Knowledge management is a recurring, multidisciplinary, collaborative, and integrated approach to identifying, creating, capturing, organizing, accessing, and disseminating an enterprise’s tangible and non-tangible knowledge assets that enhance organizational memory and productivity.
Today, organizations adopt the KM model to improve organizational memory, efficiency, and to save knowledge within the organization. Every organization has policies that standardize the KM process across different verticals and departments. The primary aim is to enable learning within the organization while building a learning culture. In such organizations, sharing knowledge is always encouraged, and those willing to learn to find it easy to do so. Adopting the KM model ensures that specialized knowledge does not leave the organization with employees and remains available within organizational memory.
Nonaka & Takeuchi’s (1996) model presents that knowledge can be from tacit to tacit via socialization and tacit to explicit by externalization. However, while the Nonaka and Takeuchi model focus on the knowledge transformations between tacit and explicit knowledge, this model does not address more significant issues of how decision-making takes place by leveraging both these forms of knowledge. In the Choo Sense-Making KM Model, Choo (1998) focuses on information that is selected and fed into the organization and its actions. Each of the phases in this sense-making, knowledge-creation, and decision-making model has an outside stimulus or trigger.

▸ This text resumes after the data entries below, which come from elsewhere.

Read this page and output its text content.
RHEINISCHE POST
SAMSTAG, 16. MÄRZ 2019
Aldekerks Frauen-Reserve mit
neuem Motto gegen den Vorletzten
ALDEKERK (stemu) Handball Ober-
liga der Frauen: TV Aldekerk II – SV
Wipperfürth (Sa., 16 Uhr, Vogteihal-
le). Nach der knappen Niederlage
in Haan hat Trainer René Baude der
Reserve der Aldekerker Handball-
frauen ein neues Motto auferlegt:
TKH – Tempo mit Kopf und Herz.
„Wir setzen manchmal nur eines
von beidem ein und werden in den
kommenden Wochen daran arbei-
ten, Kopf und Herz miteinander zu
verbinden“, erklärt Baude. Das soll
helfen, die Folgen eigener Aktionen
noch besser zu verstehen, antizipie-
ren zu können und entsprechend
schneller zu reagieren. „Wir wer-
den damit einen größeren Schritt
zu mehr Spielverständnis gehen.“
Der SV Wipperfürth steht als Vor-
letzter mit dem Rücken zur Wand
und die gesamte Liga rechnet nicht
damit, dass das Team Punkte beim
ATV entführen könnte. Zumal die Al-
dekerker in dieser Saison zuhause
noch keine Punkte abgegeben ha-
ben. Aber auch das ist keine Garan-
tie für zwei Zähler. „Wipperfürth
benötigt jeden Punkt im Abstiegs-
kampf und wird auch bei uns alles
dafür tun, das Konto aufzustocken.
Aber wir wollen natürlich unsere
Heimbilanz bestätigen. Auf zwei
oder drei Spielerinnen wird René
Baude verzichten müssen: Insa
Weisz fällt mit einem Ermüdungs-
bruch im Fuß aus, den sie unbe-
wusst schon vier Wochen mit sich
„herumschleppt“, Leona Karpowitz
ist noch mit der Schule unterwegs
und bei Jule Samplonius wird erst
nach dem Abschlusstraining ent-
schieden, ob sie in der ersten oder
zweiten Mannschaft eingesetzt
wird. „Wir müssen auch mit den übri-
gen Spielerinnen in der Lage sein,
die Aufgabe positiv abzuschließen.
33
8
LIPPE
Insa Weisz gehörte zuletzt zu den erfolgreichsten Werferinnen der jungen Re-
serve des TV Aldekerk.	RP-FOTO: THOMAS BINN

These are two popular KM models from many available for an organization to choose from. McAdams and McCreedy (1999) proposed a KM model that is great for small organizations that do not have their employees spread across multiple offices and geographies. The McAdams and McCreedy KM Model considers that knowledge is created via social interactions and becomes a part of how the organization gets things done. The knowledge yield is not based on mere inputs or data points. It also happens due to social interactions as employees interact, passing and building tacit knowledge.
Implementing and adopting the suitable KM model will help build an efficient workspace. A workspace that enables faster and better decision-making with increased collaboration. Since KM is an ongoing, reiterative process, it helps build an organizational knowledge pool. However, KM requires extensive planning and expertise. Therefore, it is important for an organization to adopt a KM model that suits its size, culture, and requirements.
Dalkir, K., (2017). Knowledge management in theory and practice. Massachusetts Institute of Technology.